Pengembara mengusap kening. Sesuatu menyadarkan ia hingga raut wajahnya berubah seketika. Gadis itu menyadari.

“Apa yang membuatmu demikian merana, wahai Tuan Pengembara?” Gadis itu menatap Pengembara tepat di manik mata. “Dan mengapa engkau mengembara pada saat yang bukan musimnya? Padahal rerumputan telah mati di pinggir danau dan burung-burung pun enggan berkicau. Lihatlah penuh lumbung tupai sebab usai musim menuai, pertanda musim badai mulai menyemai.”

Pengembara masih diam tanpa kata. Larut dalam kelindan pikiran.

Apa yang sebenarnya terjadi padamu, Tuan Pengembara?” ulang gadis itu. “Pelupuk matamu seperti lara yang mengendap pada embun bunga lili. Sementara pipimu seperti rona mawar yang layu dan memudar.”

Pengembara memejamkan mata sembari menarik napas panjang. “Suatu hari ... di sebuah padang luas, Nona, aku bertemu seorang gadis cantik jelita. Ia demikian memesona dengan rambut panjang, kaki jenjang, serta binar mata riang. Aku jatuh cinta pada pandangan pertama.”

Pengembara membuka mata dan menatap hampa. Menerawang ke suatu tempat nun jauh di sana. “Untuknya kurangkaikan bunga-bunga sebagai mahkota. Tak lupa kubuatkan juga gelang beberapa—hingga tubuhnya semerbak dengan aroma manis bunga. Sambil menatap penuh cinta, ia menggodaku dengan suara indahnya.
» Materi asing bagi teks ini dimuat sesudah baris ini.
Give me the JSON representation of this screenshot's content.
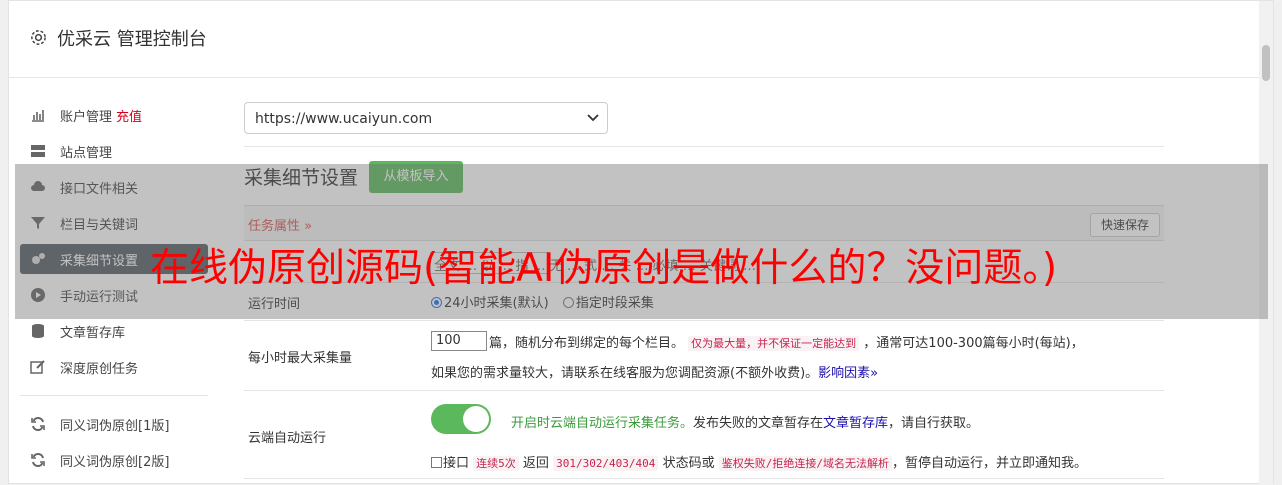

Kami tertawa bahagia. Kuangkatkan tubuhnya ke kuda. Setelah itu kami mengembara, entah berapa lama. Tak kuperhatikan sepanjang jalan sebab Sang Jelita terus melirik mataku, memikatku dengan nyanyian merdu.”

Gadis itu menunggu. Ia bisa melihat ketakutan berkilat-kilat di mata Pengembara.

“Akhirnya, Nona ... setelah beberapa lama kuda kami berhenti. Sang Jelita membungkuk dan turun dengan anggunnya lalu pergi entah ke mana. Aku terpaku, menunggu. Kukira ia akan meninggalkanku. Tetapi sesaat kemudian ia kembali sambil membawakan umbi-umbian serta madu hutan. Ah. Juga amrita—minuman surga! Setelah itu, dalam bahasa yang tak pernah kudengar sebelumnya ia bisikkan padaku ungkapan cinta yang menggelora.

Lalu dengan lembut ia menggandeng tanganku, bersiap menuntunku menuju dunia para peri. Seolah terhipnotis, aku mengikuti. Namun belum jauh kami berjalan tiba-tiba saja langkahnya terhenti. Hela napasnya berat sebab di sana menggantung duka. Ia mulai menitikkan air mata. Sungguh aku tak sanggup melihatnya, Nona! Maka kuciumi matanya sampai ia kembali gembira.